In her honor this year, I featured one of the items from her house as the centerpiece of our mantel. I like seeing it surrounded with fall foliage and lights and colorful pumpkins. I miss her, but I will celebrate her, honor her, through our love of fall and decorating. It is one way that I have found to stay as close to her as I possibly can.

Her First Day

With four kids, my husband and I have experienced many, many first days of school over the years. This year, with all of them well over 18, we have a very different kind of back-to-school: our older daughter will be teaching her very first classroom of students today as a first-year teacher.

From the moment she could speak, she has said she will be a teacher someday. At various times, she also declared that she would be a pop singer, President of the United States, and a few other vocations that momentarily struck her fancy, but being a teacher never wavered from her list.

Over the weekend, I tried to find pictures of us playing school, but since my husband and I were always both recruited as students, neither of us ever took pictures of it all. I can still picture the tightening of her lips and the stern, slight raising of her eyebrows when one of her siblings tested her patience as she ruled over her pretend classroom, and I imagine it won’t be very long before an unsuspecting high schooler witnesses those exact same facial expressions. I can only caution them to heed the warning and change courses of action before it’s too late.
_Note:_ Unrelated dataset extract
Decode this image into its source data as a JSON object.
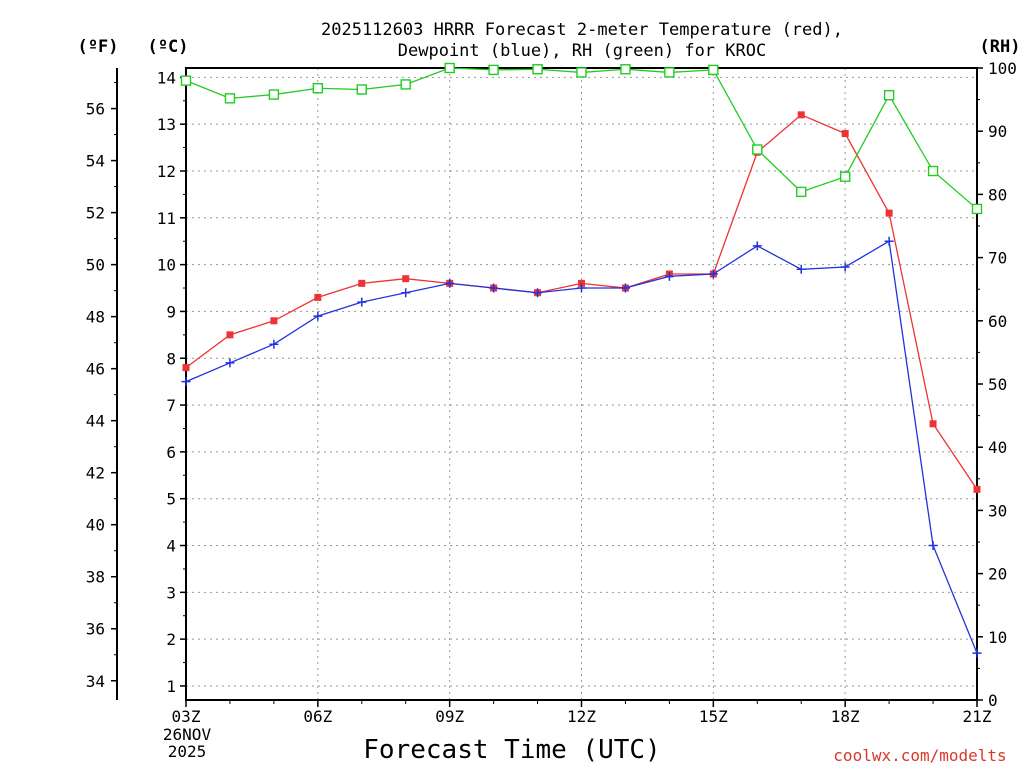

I am sure she will call her dad this evening to tell him all about her first day as an official, bona fide teacher. He is so proud that he is ready to burst, and I know if there was a way for him to sneak into that classroom and witness her first day as a teacher, he would already be there.

How many of us can say that we held onto a dream of ours from childhood and made it happen? How many dreams did we let go of as we grew older? I am proud of her for sticking to it. She never doubted herself, or at least if she did, she never let it slow her down.

I keep watching the clock, wondering what she is doing now, what her students are saying and doing, how her day is going. And I can’t help but picture a little girl in overalls, a yellow sweater, and crooked bangs sitting on the floor with her teacher Barbie and mini chalkboard. I suppose a part of me will always see her as that little girl, but I am immensely proud of the young woman — and teacher– that she has grown into today.